For a manager, one of the big appeals of running a hedge fund is that clients can’t move money in and out as easily as with a mutual fund, so you only have to worry about how outflows will affect your strategy during certain windows. But with hedge funds and activist investing both on the upswing, Pershing Square Capital Management founder Bill Ackman wants even more freedom. A possible London IPO for Pershing Square Holdings (the $2.6 billion offshore fund) would reportedly raise as much as $3 billion in capital, giving Ackman a war chest that’s not susceptible to withdraws from nervous clients.
Ackman would list at $4 billion market cap
Ackman was reportedly in London in late April, trying to build support among European investors for the IPO reports Alexandra Stevenson for DealBook. Pershing Square hasn’t made a public statement about the possible IPO, but people who have seen offering document told Stevenson that Ackman would initially raise between $1 billion and $3 billion and that he would list the offshore fund on the London Stock Exchange as soon as he had raised $4 billion.

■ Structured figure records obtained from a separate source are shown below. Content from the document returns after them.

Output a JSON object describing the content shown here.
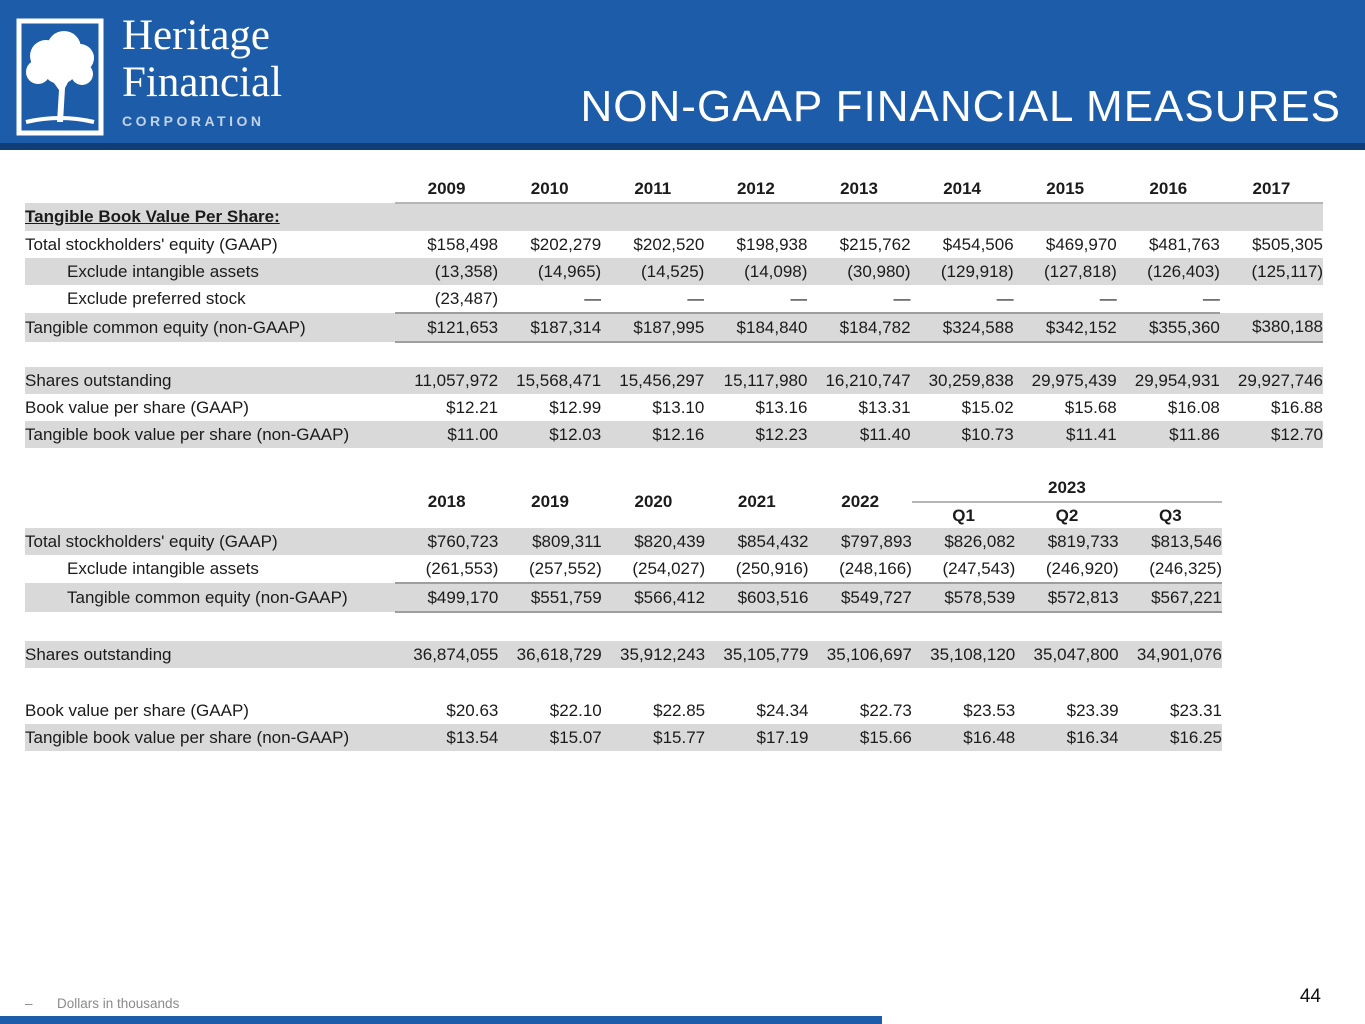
{
  "header": {
    "logo_name_line1": "Heritage",
    "logo_name_line2": "Financial",
    "logo_sub": "CORPORATION",
    "title": "NON-GAAP FINANCIAL MEASURES",
    "colors": {
      "banner_blue": "#1d5ca8",
      "banner_edge": "#0f3e78",
      "row_shade": "#d9d9d9"
    }
  },
  "table1": {
    "columns": [
      "2009",
      "2010",
      "2011",
      "2012",
      "2013",
      "2014",
      "2015",
      "2016",
      "2017"
    ],
    "rows_equity": [
      {
        "label": "Tangible Book Value Per Share:",
        "section": true,
        "shaded": true,
        "values": [
          "",
          "",
          "",
          "",
          "",
          "",
          "",
          "",
          ""
        ]
      },
      {
        "label": "Total stockholders' equity (GAAP)",
        "shaded": false,
        "values": [
          "$158,498",
          "$202,279",
          "$202,520",
          "$198,938",
          "$215,762",
          "$454,506",
          "$469,970",
          "$481,763",
          "$505,305"
        ]
      },
      {
        "label": "Exclude intangible assets",
        "indent": true,
        "shaded": true,
        "values": [
          "(13,358)",
          "(14,965)",
          "(14,525)",
          "(14,098)",
          "(30,980)",
          "(129,918)",
          "(127,818)",
          "(126,403)",
          "(125,117)"
        ]
      },
      {
        "label": "Exclude preferred stock",
        "indent": true,
        "shaded": false,
        "rule": true,
        "values": [
          "(23,487)",
          "—",
          "—",
          "—",
          "—",
          "—",
          "—",
          "—",
          ""
        ]
      },
      {
        "label": "Tangible common equity (non-GAAP)",
        "shaded": true,
        "rule": true,
        "values": [
          "$121,653",
          "$187,314",
          "$187,995",
          "$184,840",
          "$184,782",
          "$324,588",
          "$342,152",
          "$355,360",
          "$380,188"
        ]
      }
    ],
    "rows_shares": [
      {
        "label": "Shares outstanding",
        "shaded": true,
        "values": [
          "11,057,972",
          "15,568,471",
          "15,456,297",
          "15,117,980",
          "16,210,747",
          "30,259,838",
          "29,975,439",
          "29,954,931",
          "29,927,746"
        ]
      },
      {
        "label": "Book value per share (GAAP)",
        "shaded": false,
        "values": [
          "$12.21",
          "$12.99",
          "$13.10",
          "$13.16",
          "$13.31",
          "$15.02",
          "$15.68",
          "$16.08",
          "$16.88"
        ]
      },
      {
        "label": "Tangible book value per share (non-GAAP)",
        "shaded": true,
        "values": [
          "$11.00",
          "$12.03",
          "$12.16",
          "$12.23",
          "$11.40",
          "$10.73",
          "$11.41",
          "$11.86",
          "$12.70"
        ]
      }
    ]
  },
  "table2": {
    "columns": [
      "2018",
      "2019",
      "2020",
      "2021",
      "2022"
    ],
    "group2023": {
      "label": "2023",
      "quarters": [
        "Q1",
        "Q2",
        "Q3"
      ]
    },
    "rows_equity": [
      {
        "label": "Total stockholders' equity (GAAP)",
        "shaded": true,
        "values": [
          "$760,723",
          "$809,311",
          "$820,439",
          "$854,432",
          "$797,893",
          "$826,082",
          "$819,733",
          "$813,546"
        ]
      },
      {
        "label": "Exclude intangible assets",
        "indent": true,
        "shaded": false,
        "rule": true,
        "values": [
          "(261,553)",
          "(257,552)",
          "(254,027)",
          "(250,916)",
          "(248,166)",
          "(247,543)",
          "(246,920)",
          "(246,325)"
        ]
      },
      {
        "label": "Tangible common equity (non-GAAP)",
        "indent": true,
        "shaded": true,
        "rule": true,
        "values": [
          "$499,170",
          "$551,759",
          "$566,412",
          "$603,516",
          "$549,727",
          "$578,539",
          "$572,813",
          "$567,221"
        ]
      }
    ],
    "rows_shares": [
      {
        "label": "Shares outstanding",
        "shaded": true,
        "values": [
          "36,874,055",
          "36,618,729",
          "35,912,243",
          "35,105,779",
          "35,106,697",
          "35,108,120",
          "35,047,800",
          "34,901,076"
        ]
      }
    ],
    "rows_book": [
      {
        "label": "Book value per share (GAAP)",
        "shaded": false,
        "values": [
          "$20.63",
          "$22.10",
          "$22.85",
          "$24.34",
          "$22.73",
          "$23.53",
          "$23.39",
          "$23.31"
        ]
      },
      {
        "label": "Tangible book value per share (non-GAAP)",
        "shaded": true,
        "values": [
          "$13.54",
          "$15.07",
          "$15.77",
          "$17.19",
          "$15.66",
          "$16.48",
          "$16.34",
          "$16.25"
        ]
      }
    ]
  },
  "footer": {
    "note_dash": "–",
    "note": "Dollars in thousands",
    "page": "44"
  }
}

The timetable and location can still change, and there’s no guarantee that the IPO will actually happen. Ackman discussed the possibility of taking a fund public a few years ago and never pulled the trigger, so if he doesn’t find enough support among institutional investors this place could also quietly go by the wayside.
A public hedge fund would give exposure to activist investing without losing liquidity
If Bill Ackman goes through with the IPO, it would make it possible for all kinds of investors to include his brand of activism in their portfolios (investing directly with Pershing is simply not possible for most people). It would also combine the advantages of putting your money in the hands of a successful hedge fund manager with the liquidity of equities and no fees. Even for institutional investors that could become a Pershing Square, buying shares of Pershing Square could be a better deal than locking up money for the long haul in some instances.
For Pershing Square, going public while the market is going strong and hedge funds are having strong inflows also makes sense because he could for once benefit when investors get nervous. If a public Pershing Square saw its stock price start to drop in the face of a crisis, buying back shares at a discount and recapitalizing later would be a silver lining in an otherwise difficult time.